Mule deer buck shot by DNR north of Thief River Falls had brain worm
A mule deer buck shot in January north of Thief River Falls after Department of Natural Resources authorities determined its unusual behavior posed a safety risk has tested positive for brain worm infection.
Doug Franke, area wildlife manager for the DNR in Thief River Falls, said he received the diagnosis Thursday from DNR Wildlife Health experts.
Tissue samples from the deer had been sent to the University of Minnesota's Veterinary Diagnostic Laboratory for testing, and lesions were "highly suggestive" of brain worm infection, according to the U of M diagnosis.
The mule deer also was tested for chronic wasting disease, and test results in early February came back negative.
"So, we can say with good confidence that brain worm was the cause of the mule deer's behavior," Franke said in an email.

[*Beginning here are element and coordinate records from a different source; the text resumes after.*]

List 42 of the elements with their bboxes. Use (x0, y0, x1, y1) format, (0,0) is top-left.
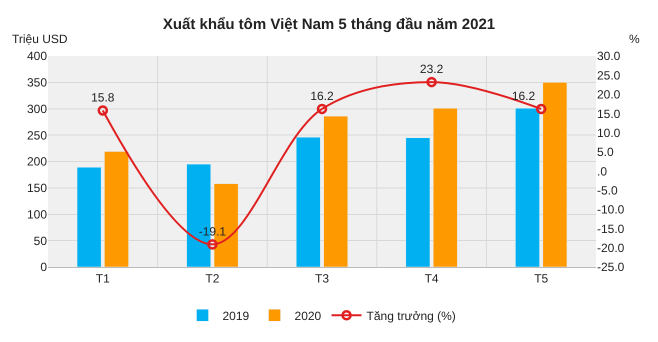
y2-tick-label: 5.0 (597, 145, 614, 160)
point (426, 76, 437, 88)
y2-tick-label: .0 (597, 164, 608, 178)
y2-tick-label: 15.0 (597, 106, 621, 121)
x-tick-label: T1 (96, 271, 110, 286)
legend-label: 2020 (294, 308, 322, 323)
y2-tick-label: 25.0 (597, 68, 621, 82)
data-label: 16.2 (310, 88, 334, 103)
point (207, 239, 218, 250)
y-tick-label: 200 (26, 154, 48, 169)
y2-tick-label: 10.0 (597, 126, 621, 140)
data-label: 15.8 (91, 90, 115, 104)
data-label: 23.2 (420, 62, 444, 76)
y2-tick-label: 30.0 (597, 49, 621, 64)
y-tick-label: 400 (26, 49, 48, 64)
x-tick-label: T2 (205, 271, 220, 286)
legend-label: 2019 (222, 308, 250, 323)
y2-axis-title: % (629, 32, 640, 46)
y2-tick-label: -25.0 (597, 260, 625, 274)
y2-tick-label: 20.0 (597, 88, 621, 102)
y-tick-label: 350 (26, 76, 48, 90)
y-tick-label: 150 (26, 181, 48, 196)
y2-tick-label: -20.0 (597, 241, 625, 256)
legend-label: Tăng trưởng (%) (366, 308, 456, 323)
data-label: 16.2 (512, 88, 536, 103)
y2-tick-label: -5.0 (597, 183, 618, 198)
y2-tick-label: -10.0 (597, 202, 625, 217)
point (316, 104, 328, 114)
point (536, 104, 546, 114)
chart-title: Xuất khẩu tôm Việt Nam 5 tháng đầu năm 2021 (162, 16, 496, 34)
point (98, 105, 108, 116)
y-tick-label: 250 (26, 128, 48, 142)
x-tick-label: T4 (424, 271, 439, 286)
x-tick-label: T5 (534, 271, 549, 286)
y-tick-label: 50 (34, 234, 48, 248)
y-tick-label: 0 (40, 260, 48, 274)
x-tick-label: T3 (314, 271, 330, 286)
data-label: -19.1 (198, 224, 226, 238)
y-axis-title: Triệu USD (12, 32, 68, 46)
y2-tick-label: -15.0 (597, 222, 625, 236)
y-tick-label: 100 (26, 207, 48, 222)
y-tick-label: 300 (26, 102, 48, 116)
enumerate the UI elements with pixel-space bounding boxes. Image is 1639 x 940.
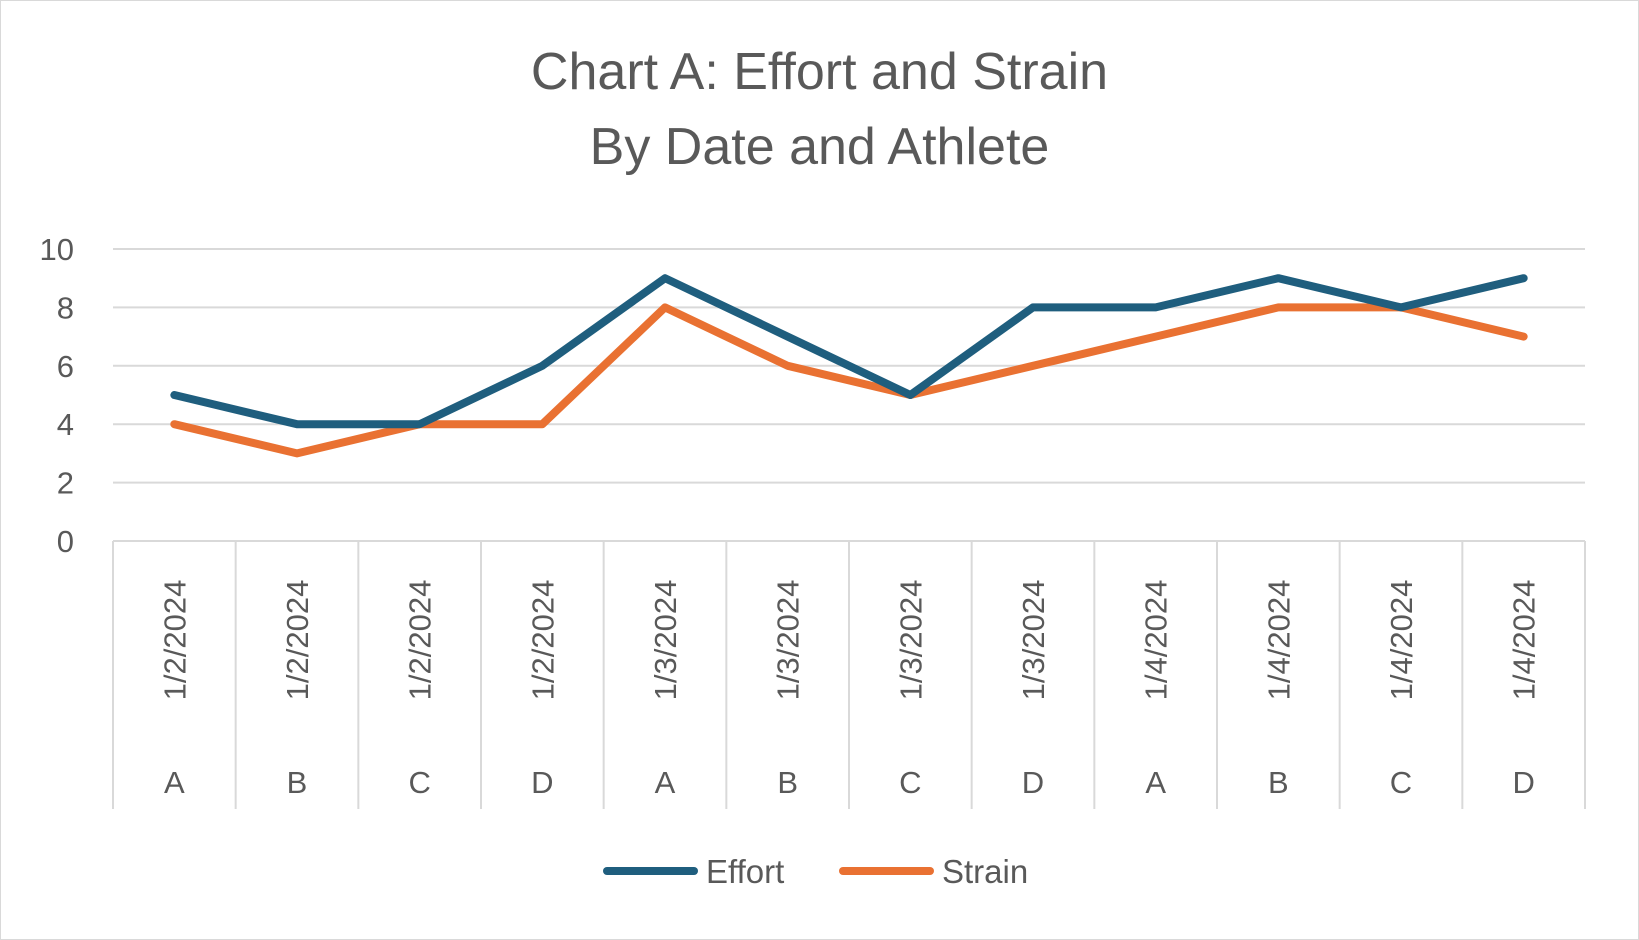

Brain worm is caused by a parasite that works its way into the food chain through snails. According to the Natural Resources Research Institute in Duluth, white-tailed deer are natural hosts of the parasite but generally aren't infected.
Moose are the most susceptible to brain worm, but mule deer and elk also can be infected, Franke said.
DNR conservation officer Tony Elwell of Thief River Falls shot the mule deer buck Jan. 17 after DNR staff determined it was a liability to motorists along U.S. Highway 59. Mule deer aren't common in northwest Minnesota, but the 1½-year-old buck may have wandered into the state from western North Dakota, which has the closest resident mule deer population.
The buck showed no fear of humans, and there were reports of a motorist who had to physically shoo it off the road.
"The body condition was really good, its physical appearance was good, but its cognitive health was suspicious," Franke said in a January story. "It just didn't seem like it was all there, if you want to call it that."
The buck, which had a 2x3 rack, reportedly had been in the area north of Thief River Falls for some time.